If anything, his brother’s words deepened Bob Taft’s melancholy. “That’s the problem, Charlie. People weren’t voting for me, they were voting against Joe Kennedy. They still see us as the party of Herbert Hoover. Even the negroes are voting Democratic, and who ever thought we’d see that day come?”
“Well, that can’t last long, anyway,” Charlie Taft responded. “White southerners and negroes in the same party? The day’s going to come when the Democrats will have to choose between them.”
“Not soon enough to help me, though,” said Bob, still sunk in gloom.
“Now, what kind of talk is that?” demanded Charlie. “The President of the United States does not sit around waiting for things to happen, he makes things happen! You’ve got to take the fight to the Democrats. You need to find some issue that’ll act as a, well, as a wedge, and drive the southerners and the negroes apart.”
Bob Taft felt his interest pique at his brother’s words. “What sort of issue, Charlie?”
Charlie pondered for a moment, then snapped his fingers. “The Supreme Court! Of course, it’s sitting right in front of our faces. Now that Roberts is going to be the Chief Justice, you’ll have to find another Associate Justice. I know you’ve been thinking about it, so think about this: how about if we nominate a negro!”
Bob Taft was flabbergasted. “Are you out of your mind, Charlie? A negro on the Supreme Court?”
His brother, though, seemed undeterred. “Sure, Bob, it’d be just the thing to remind the negroes which party is the Party of Lincoln and which is the White Man’s Party.”
“Charlie, you know as well as I do that we’d never get it through the Senate. We’ve only got thirty Republicans. Anyway, even if we got La Follette and Norris and all the liberals to support us, the southerners’d be sure to filibuster the nomination.”
“All the better, Bob, all the better. Let ‘em filibuster. Let the negroes see which of the New Dealers votes for cloture and which don’t. I guarantee you, this’ll split the Democratic Party right down the middle.
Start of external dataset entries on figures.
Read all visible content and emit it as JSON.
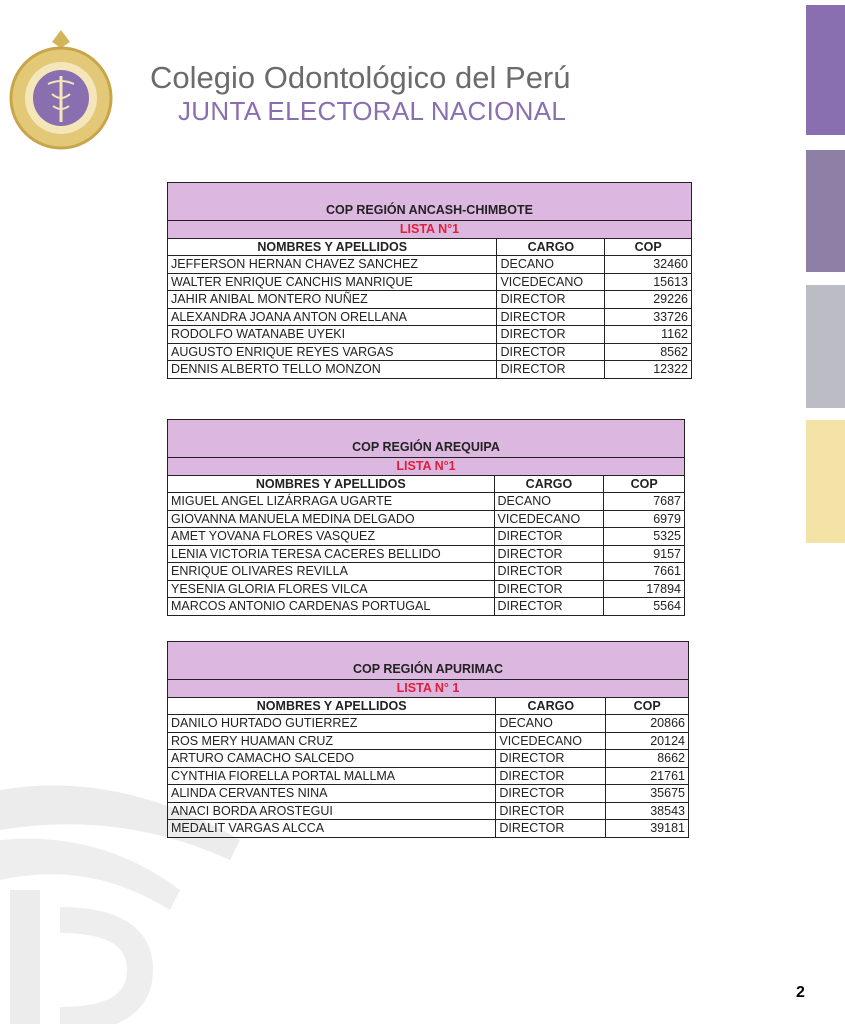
{
  "header": {
    "title": "Colegio Odontológico del Perú",
    "subtitle": "JUNTA ELECTORAL NACIONAL",
    "logo_text": "COLEGIO ODONTOLOGICO DEL PERU"
  },
  "colors": {
    "purple": "#8a6fb0",
    "mauve": "#8e7fa6",
    "gray": "#bcbcc4",
    "yellow": "#f3e3a6",
    "table_header": "#dcb8e0",
    "lista_red": "#e0203a"
  },
  "columns": [
    "NOMBRES Y APELLIDOS",
    "CARGO",
    "COP"
  ],
  "tables": [
    {
      "region": "COP REGIÓN ANCASH-CHIMBOTE",
      "lista": "LISTA N°1",
      "rows": [
        [
          "JEFFERSON HERNAN CHAVEZ SANCHEZ",
          "DECANO",
          "32460"
        ],
        [
          "WALTER ENRIQUE CANCHIS MANRIQUE",
          "VICEDECANO",
          "15613"
        ],
        [
          "JAHIR ANIBAL MONTERO NUÑEZ",
          "DIRECTOR",
          "29226"
        ],
        [
          "ALEXANDRA JOANA ANTON ORELLANA",
          "DIRECTOR",
          "33726"
        ],
        [
          "RODOLFO WATANABE UYEKI",
          "DIRECTOR",
          "1162"
        ],
        [
          "AUGUSTO ENRIQUE REYES VARGAS",
          "DIRECTOR",
          "8562"
        ],
        [
          "DENNIS ALBERTO TELLO MONZON",
          "DIRECTOR",
          "12322"
        ]
      ]
    },
    {
      "region": "COP REGIÓN AREQUIPA",
      "lista": "LISTA N°1",
      "rows": [
        [
          "MIGUEL ANGEL LIZÁRRAGA UGARTE",
          "DECANO",
          "7687"
        ],
        [
          "GIOVANNA MANUELA MEDINA DELGADO",
          "VICEDECANO",
          "6979"
        ],
        [
          "AMET YOVANA FLORES VASQUEZ",
          "DIRECTOR",
          "5325"
        ],
        [
          "LENIA VICTORIA TERESA CACERES BELLIDO",
          "DIRECTOR",
          "9157"
        ],
        [
          "ENRIQUE OLIVARES REVILLA",
          "DIRECTOR",
          "7661"
        ],
        [
          "YESENIA GLORIA FLORES VILCA",
          "DIRECTOR",
          "17894"
        ],
        [
          "MARCOS ANTONIO CARDENAS PORTUGAL",
          "DIRECTOR",
          "5564"
        ]
      ]
    },
    {
      "region": "COP REGIÓN APURIMAC",
      "lista": "LISTA N° 1",
      "rows": [
        [
          "DANILO HURTADO GUTIERREZ",
          "DECANO",
          "20866"
        ],
        [
          "ROS MERY HUAMAN CRUZ",
          "VICEDECANO",
          "20124"
        ],
        [
          "ARTURO CAMACHO SALCEDO",
          "DIRECTOR",
          "8662"
        ],
        [
          "CYNTHIA FIORELLA PORTAL MALLMA",
          "DIRECTOR",
          "21761"
        ],
        [
          "ALINDA CERVANTES NINA",
          "DIRECTOR",
          "35675"
        ],
        [
          "ANACI BORDA AROSTEGUI",
          "DIRECTOR",
          "38543"
        ],
        [
          "MEDALIT VARGAS ALCCA",
          "DIRECTOR",
          "39181"
        ]
      ]
    }
  ],
  "page_number": "2"
}
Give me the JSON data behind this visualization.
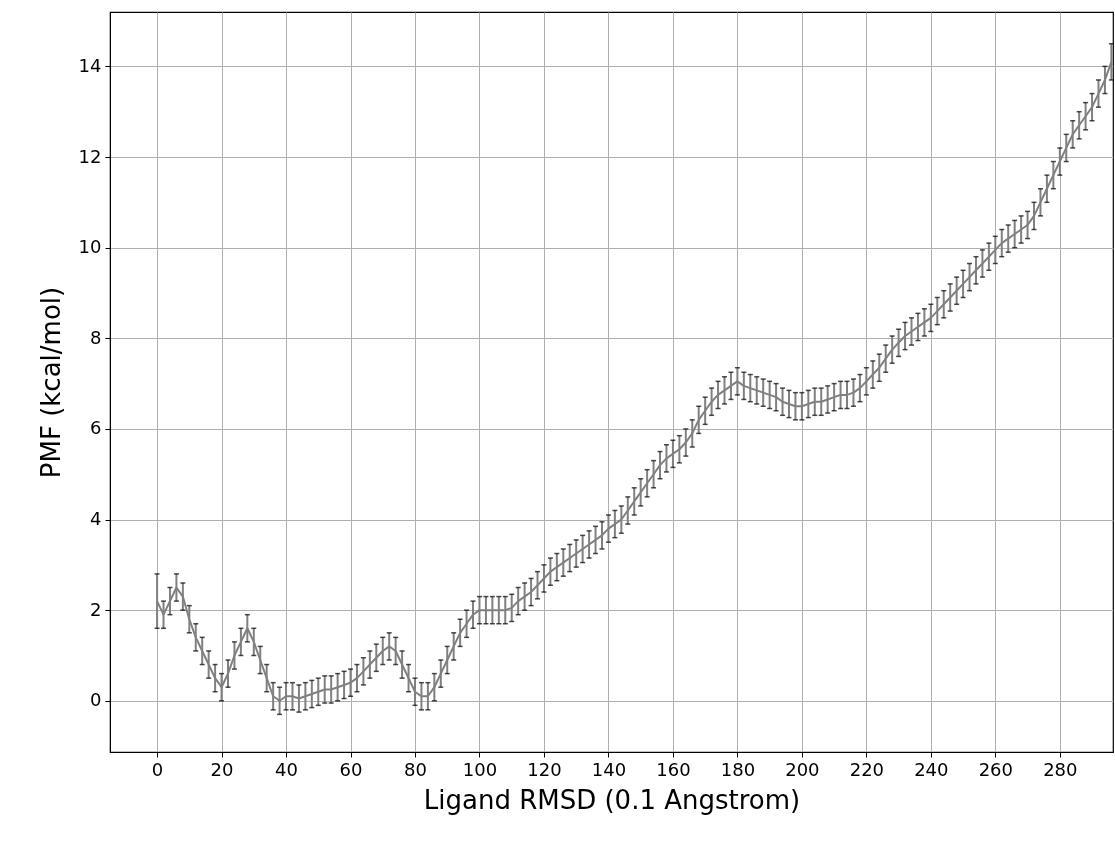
{
  "chart_data": {
    "type": "line",
    "xlabel": "Ligand RMSD (0.1 Angstrom)",
    "ylabel": "PMF (kcal/mol)",
    "x": [
      0,
      2,
      4,
      6,
      8,
      10,
      12,
      14,
      16,
      18,
      20,
      22,
      24,
      26,
      28,
      30,
      32,
      34,
      36,
      38,
      40,
      42,
      44,
      46,
      48,
      50,
      52,
      54,
      56,
      58,
      60,
      62,
      64,
      66,
      68,
      70,
      72,
      74,
      76,
      78,
      80,
      82,
      84,
      86,
      88,
      90,
      92,
      94,
      96,
      98,
      100,
      102,
      104,
      106,
      108,
      110,
      112,
      114,
      116,
      118,
      120,
      122,
      124,
      126,
      128,
      130,
      132,
      134,
      136,
      138,
      140,
      142,
      144,
      146,
      148,
      150,
      152,
      154,
      156,
      158,
      160,
      162,
      164,
      166,
      168,
      170,
      172,
      174,
      176,
      178,
      180,
      182,
      184,
      186,
      188,
      190,
      192,
      194,
      196,
      198,
      200,
      202,
      204,
      206,
      208,
      210,
      212,
      214,
      216,
      218,
      220,
      222,
      224,
      226,
      228,
      230,
      232,
      234,
      236,
      238,
      240,
      242,
      244,
      246,
      248,
      250,
      252,
      254,
      256,
      258,
      260,
      262,
      264,
      266,
      268,
      270,
      272,
      274,
      276,
      278,
      280,
      282,
      284,
      286,
      288,
      290,
      292,
      294,
      296
    ],
    "series": [
      {
        "color": "#808080",
        "values": [
          2.2,
          1.9,
          2.2,
          2.5,
          2.3,
          1.8,
          1.4,
          1.1,
          0.8,
          0.5,
          0.3,
          0.6,
          1.0,
          1.3,
          1.6,
          1.3,
          0.9,
          0.5,
          0.1,
          0.0,
          0.1,
          0.1,
          0.05,
          0.1,
          0.15,
          0.2,
          0.25,
          0.25,
          0.3,
          0.35,
          0.4,
          0.5,
          0.65,
          0.8,
          0.95,
          1.1,
          1.2,
          1.1,
          0.8,
          0.5,
          0.2,
          0.1,
          0.1,
          0.3,
          0.6,
          0.9,
          1.2,
          1.5,
          1.7,
          1.9,
          2.0,
          2.0,
          2.0,
          2.0,
          2.0,
          2.05,
          2.2,
          2.3,
          2.4,
          2.55,
          2.7,
          2.85,
          2.95,
          3.05,
          3.15,
          3.25,
          3.35,
          3.45,
          3.55,
          3.65,
          3.8,
          3.9,
          4.0,
          4.2,
          4.4,
          4.6,
          4.8,
          5.0,
          5.2,
          5.35,
          5.45,
          5.55,
          5.7,
          5.9,
          6.2,
          6.4,
          6.6,
          6.75,
          6.85,
          6.95,
          7.05,
          6.95,
          6.9,
          6.85,
          6.8,
          6.75,
          6.7,
          6.6,
          6.55,
          6.5,
          6.5,
          6.55,
          6.6,
          6.6,
          6.65,
          6.7,
          6.75,
          6.75,
          6.8,
          6.9,
          7.05,
          7.2,
          7.35,
          7.55,
          7.75,
          7.9,
          8.05,
          8.15,
          8.25,
          8.35,
          8.45,
          8.6,
          8.75,
          8.9,
          9.05,
          9.2,
          9.35,
          9.5,
          9.65,
          9.8,
          9.95,
          10.1,
          10.2,
          10.3,
          10.4,
          10.5,
          10.7,
          11.0,
          11.3,
          11.6,
          11.9,
          12.2,
          12.5,
          12.7,
          12.9,
          13.1,
          13.4,
          13.7,
          14.1
        ],
        "errors": [
          0.6,
          0.3,
          0.3,
          0.3,
          0.3,
          0.3,
          0.3,
          0.3,
          0.3,
          0.3,
          0.3,
          0.3,
          0.3,
          0.3,
          0.3,
          0.3,
          0.3,
          0.3,
          0.3,
          0.3,
          0.3,
          0.3,
          0.3,
          0.3,
          0.3,
          0.3,
          0.3,
          0.3,
          0.3,
          0.3,
          0.3,
          0.3,
          0.3,
          0.3,
          0.3,
          0.3,
          0.3,
          0.3,
          0.3,
          0.3,
          0.3,
          0.3,
          0.3,
          0.3,
          0.3,
          0.3,
          0.3,
          0.3,
          0.3,
          0.3,
          0.3,
          0.3,
          0.3,
          0.3,
          0.3,
          0.3,
          0.3,
          0.3,
          0.3,
          0.3,
          0.3,
          0.3,
          0.3,
          0.3,
          0.3,
          0.3,
          0.3,
          0.3,
          0.3,
          0.3,
          0.3,
          0.3,
          0.3,
          0.3,
          0.3,
          0.3,
          0.3,
          0.3,
          0.3,
          0.3,
          0.3,
          0.3,
          0.3,
          0.3,
          0.3,
          0.3,
          0.3,
          0.3,
          0.3,
          0.3,
          0.3,
          0.3,
          0.3,
          0.3,
          0.3,
          0.3,
          0.3,
          0.3,
          0.3,
          0.3,
          0.3,
          0.3,
          0.3,
          0.3,
          0.3,
          0.3,
          0.3,
          0.3,
          0.3,
          0.3,
          0.3,
          0.3,
          0.3,
          0.3,
          0.3,
          0.3,
          0.3,
          0.3,
          0.3,
          0.3,
          0.3,
          0.3,
          0.3,
          0.3,
          0.3,
          0.3,
          0.3,
          0.3,
          0.3,
          0.3,
          0.3,
          0.3,
          0.3,
          0.3,
          0.3,
          0.3,
          0.3,
          0.3,
          0.3,
          0.3,
          0.3,
          0.3,
          0.3,
          0.3,
          0.3,
          0.3,
          0.3,
          0.3,
          0.4
        ]
      }
    ],
    "xlim": [
      -14.6,
      296.5
    ],
    "ylim": [
      -1.13,
      15.2
    ],
    "xticks": [
      0,
      20,
      40,
      60,
      80,
      100,
      120,
      140,
      160,
      180,
      200,
      220,
      240,
      260,
      280
    ],
    "yticks": [
      0,
      2,
      4,
      6,
      8,
      10,
      12,
      14
    ],
    "grid": true,
    "marker": "none",
    "line_style": "solid"
  }
}
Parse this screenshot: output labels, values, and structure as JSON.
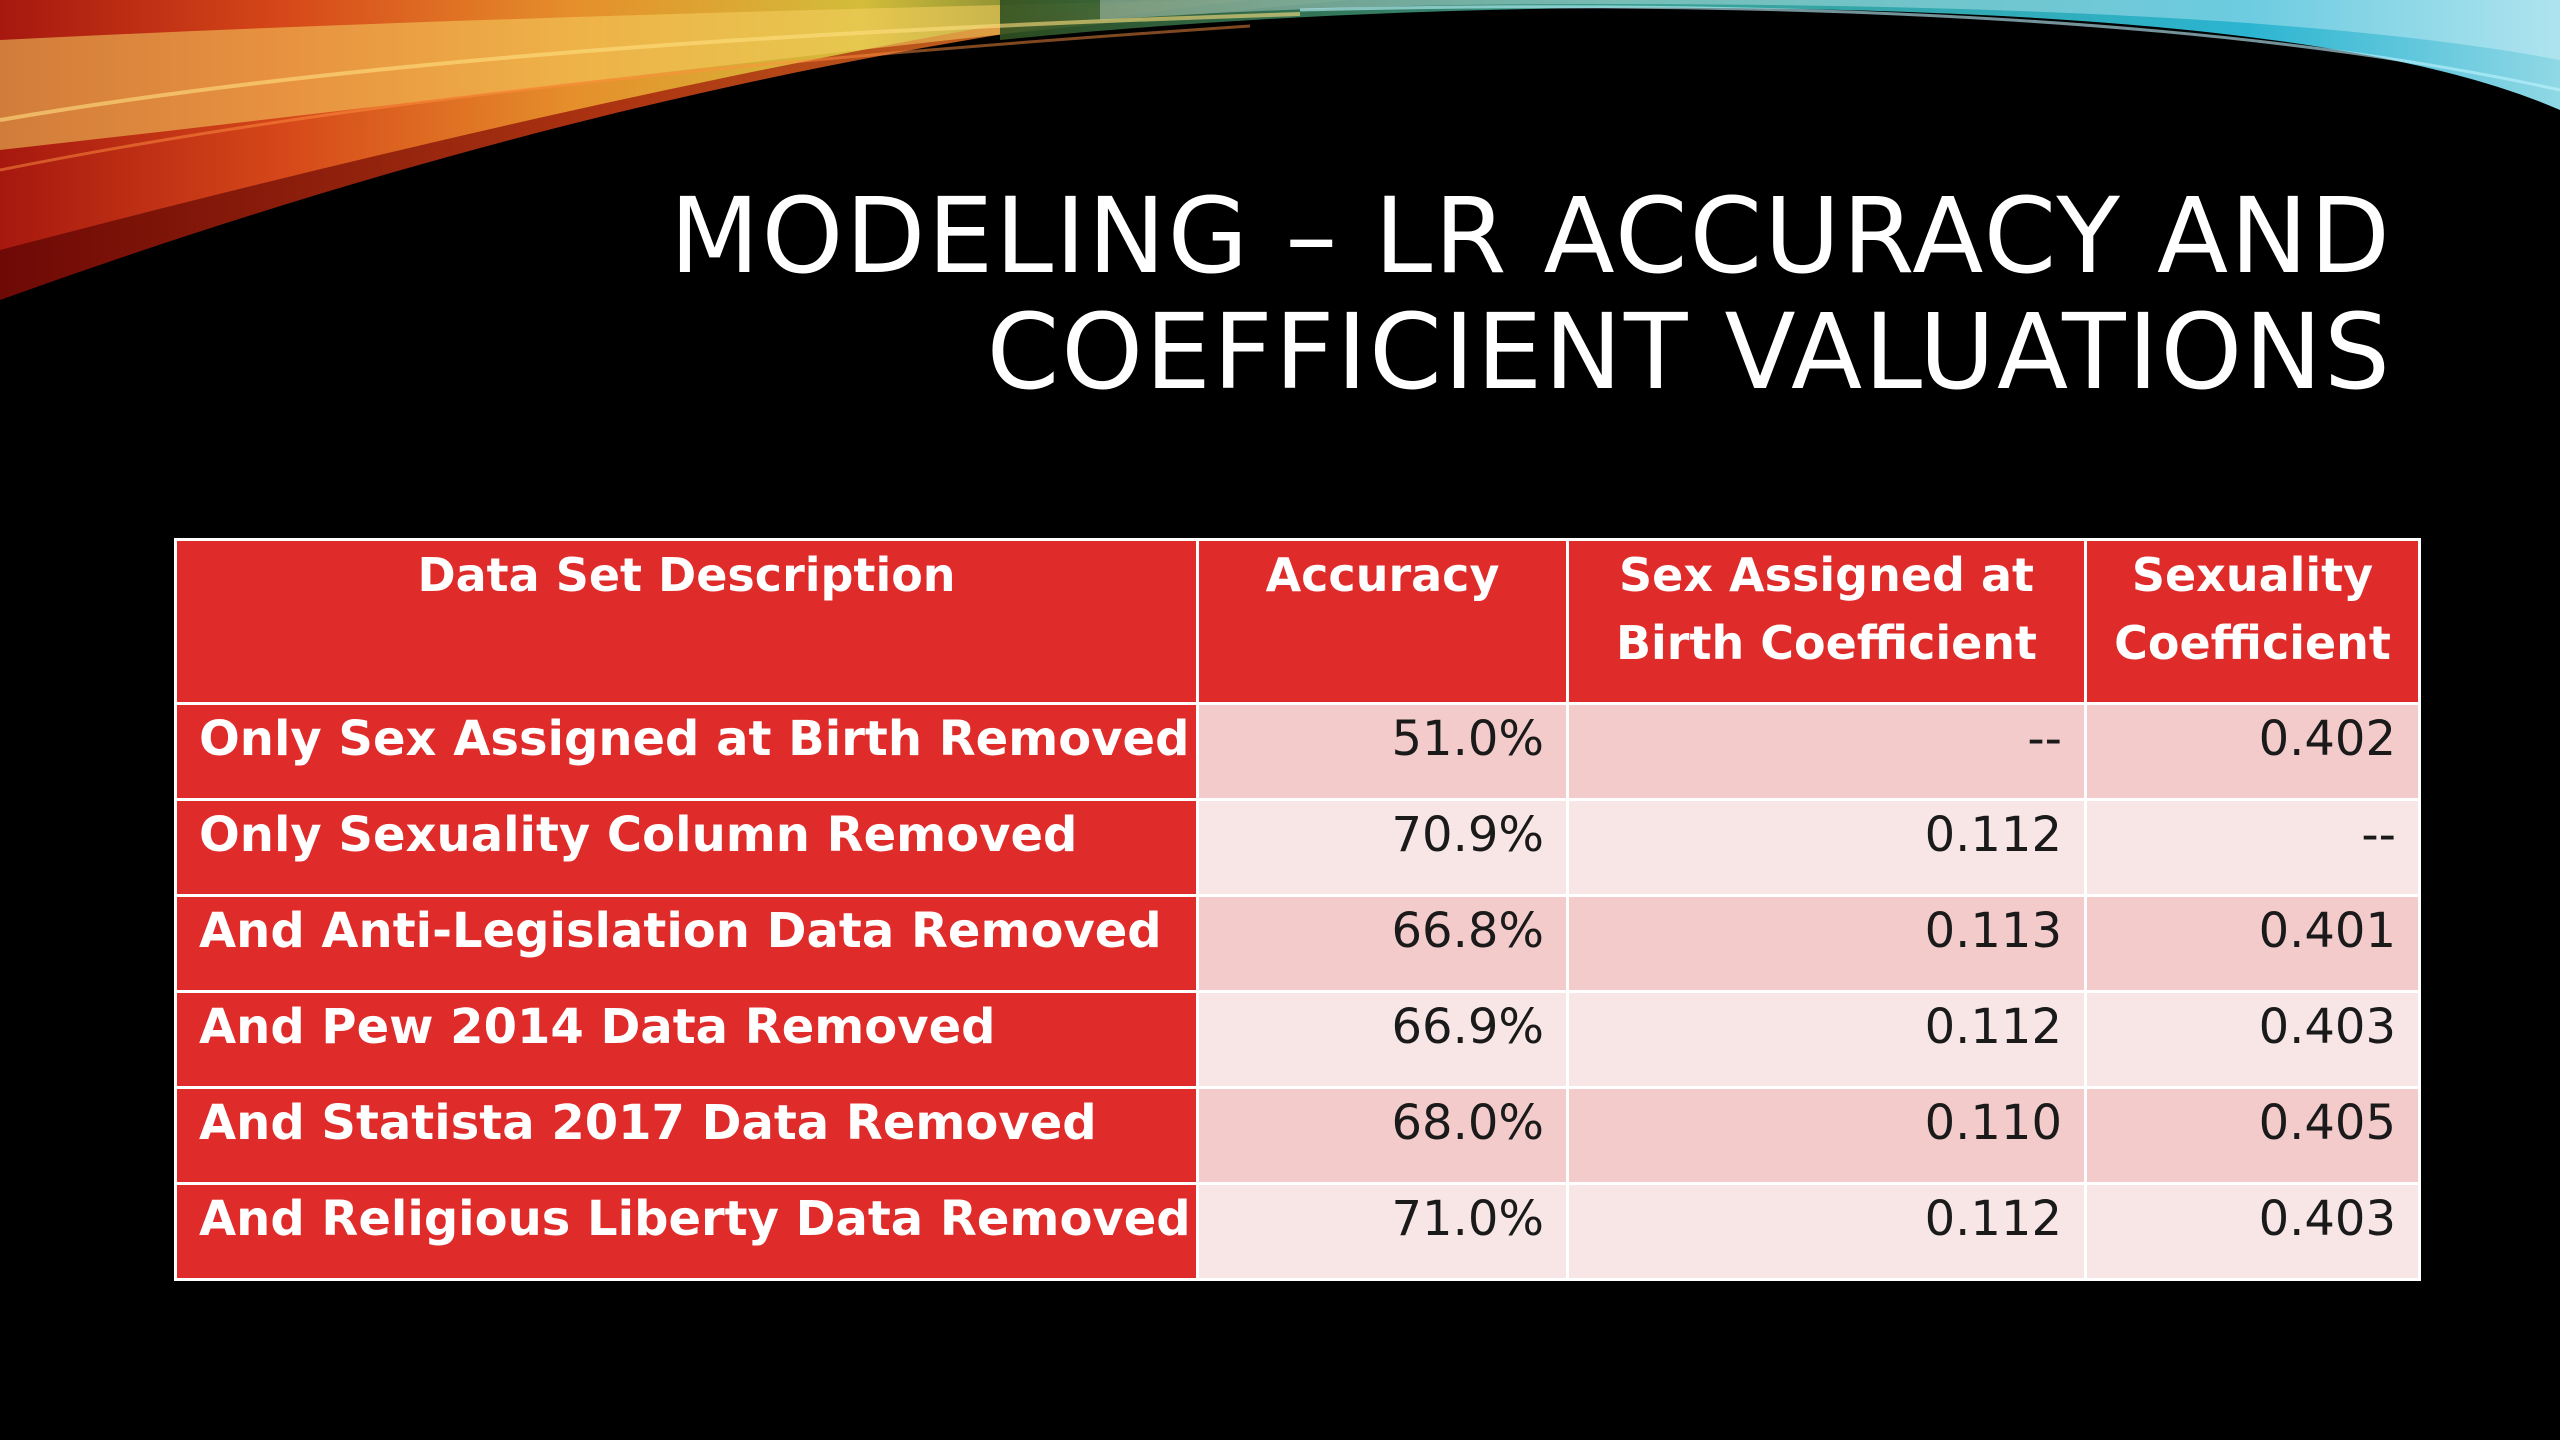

And if by some miracle we beat the filibuster, then it’ll be a Republican president who appointed the first negro to the Supreme Court, and that’ll be the end of the so-called New Deal coalition.”
It was a tribute to Charlie’s salesmanship that Bob Taft found himself going through his mental file cabinet to see who might fit the bill. “You know, Charlie, Perry Howard’s done some good work for the party in Mississippi, and he’s a damn fine lawyer . . . “
A big grin spread across Charlie Taft’s face, and Bob found his own spirits rising. “Tell you what, Charlie," he said. "Soon as you can, get on the horn to Joe Martin and get me Perry Howard’s number. Him and me are gonna have a nice long talk.”